There are several telenovela-ish storylines infused with the melodrama of the romantic ballads that punctuate the action. The main one is the relationship between the two sisters who run the atelier: Alberta (Luisa Ranieri), who was jilted and is cold and harsh (watch her cut a young would-be costume designer down to size: “There is no I here, only We”) and Gabriella (Jasmine Trinca; pictured below right with Ranieri), who’s soft, dreamy and grieving for her daughter who was killed in a road accident five years previously.
Both are fabulously well dressed, spend a lot of time smoking and drinking and are in charge of a chattering team of seamstresses, all with problems of their own. The seamstresses love teasing hapless male delivery boys or extras standing about in their underpants – “you’ve got a peasant’s ass” - and sometimes launch into a rousing Mina song with the boys. “We are nothing but we are everything when we care for each other,” is an underlying motif.

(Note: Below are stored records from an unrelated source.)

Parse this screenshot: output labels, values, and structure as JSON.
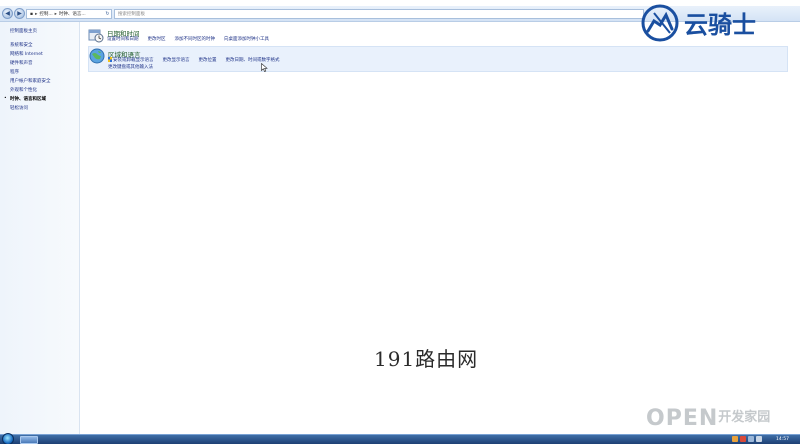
{
  "address_bar": {
    "breadcrumb": [
      "控制...",
      "时钟、语言..."
    ],
    "search_placeholder": "搜索控制面板"
  },
  "logo": {
    "text": "云骑士"
  },
  "left_nav": {
    "home": "控制面板主页",
    "items": [
      "系统和安全",
      "网络和 Internet",
      "硬件和声音",
      "程序",
      "用户帐户和家庭安全",
      "外观和个性化",
      "时钟、语言和区域",
      "轻松访问"
    ],
    "current_index": 6
  },
  "categories": [
    {
      "title": "日期和时间",
      "links": [
        "设置时间和日期",
        "更改时区",
        "添加不同时区的时钟",
        "向桌面添加时钟小工具"
      ],
      "links2": []
    },
    {
      "title": "区域和语言",
      "links": [
        "安装或卸载显示语言",
        "更改显示语言",
        "更改位置",
        "更改日期、时间或数字格式"
      ],
      "links2": [
        "更改键盘或其他输入法"
      ]
    }
  ],
  "watermarks": {
    "site": "191路由网",
    "open_latin": "OPEN",
    "open_cn": "开发家园"
  },
  "taskbar": {
    "clock": "14:57"
  },
  "colors": {
    "link": "#1e3287",
    "title_green": "#1e5a28",
    "region_highlight": "#e9f1fc",
    "taskbar": "#1d3f73",
    "logo_blue": "#1a4fa0"
  }
}
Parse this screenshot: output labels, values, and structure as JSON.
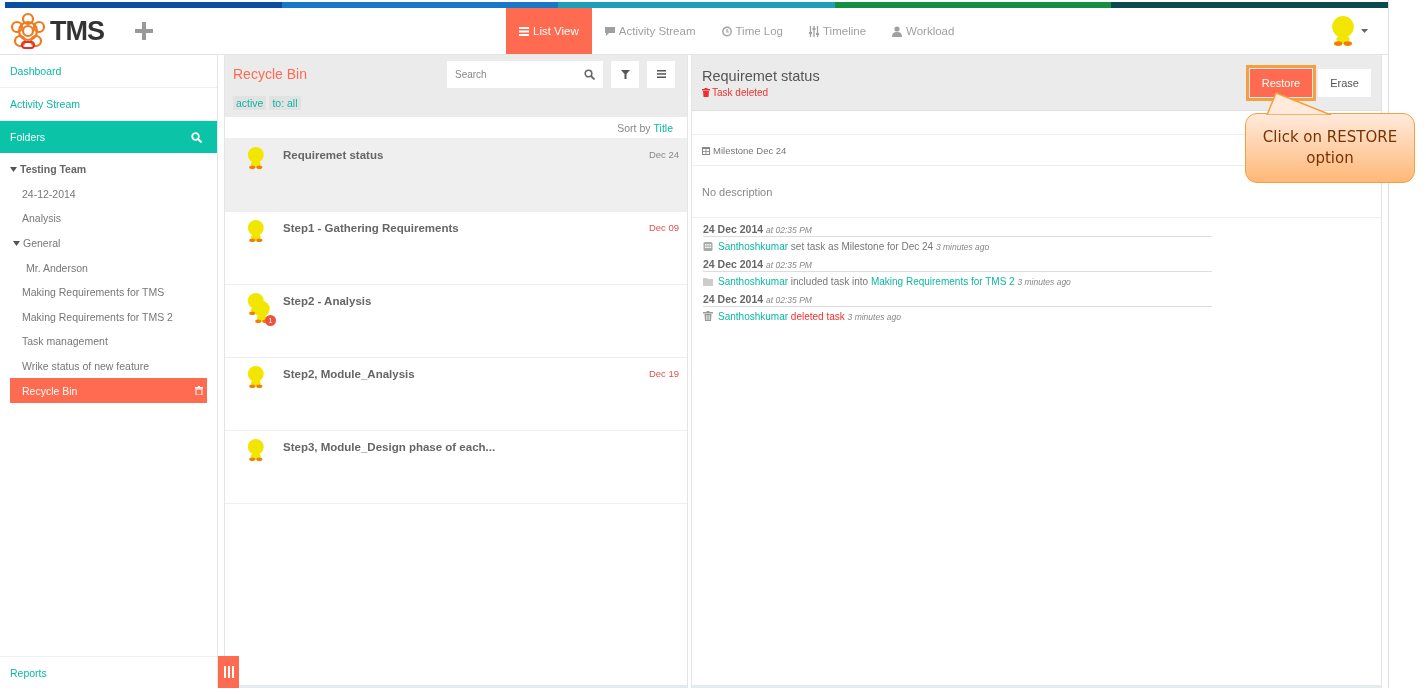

But what’s most important is the work, which centres round the eighteenth-century costumes for an Oscar-winning designer, the volatile, visionary Bianca Vega (Vanessa Scalera) who has genius ideas about using sweet wrappers as ruffles. She’s given to making pronouncements such as, “If only Cristobal {Balenciaga} was here, he would have helped us, but sadly he died.” One of the film’s stars, the overbearing Alida Borghese (Carla Signoris), is dubious about her costume with its enormous cage skirt. “It reminds me of withered grass.” She must at all costs be kept away from the much younger, hipper Sofia Volpi (Kasia Smutniak), who inevitably steals her thunder.
Then there’s Nina (Paola Minaccioni) whose son Vittorio (Dario Samac) is suffering from depression, won’t eat or leave his bedroom (this resolves without explanation) and Paolina (Anna Ferzetti) who is broke, can’t afford school supplies or childcare and has to bring her little boy into work. “This is not a kindergarten,” responds Alberta. He has to hide in the button room, while Eleanora (Luneta Savino) is put in a similar predicament by her niece, who’s been beaten up by the police while on a demo and wants to hide out. She’s confined to the locker room but lo and behold, turns out to be whizz at modifying costumes and is brought on board by Alberta.
The most dramatic thread belongs to Nicoletta (Milena Mancini, pictured left). She’s married to the hideously violent, abusive Bruno (Vinicio Marchioni) who threatens to push her down a well if she doesn’t get back from work early enough to cook him better dinners. She manages to extricate herself in an unusual, far-fetched way, though this fits in well enough with the general vibe. Diamanti is a fine piece of ensemble acting. But Özpetek’s appearance in the last scene is self-indulgent and unwelcome - he should have left the final word to the vaginodrome.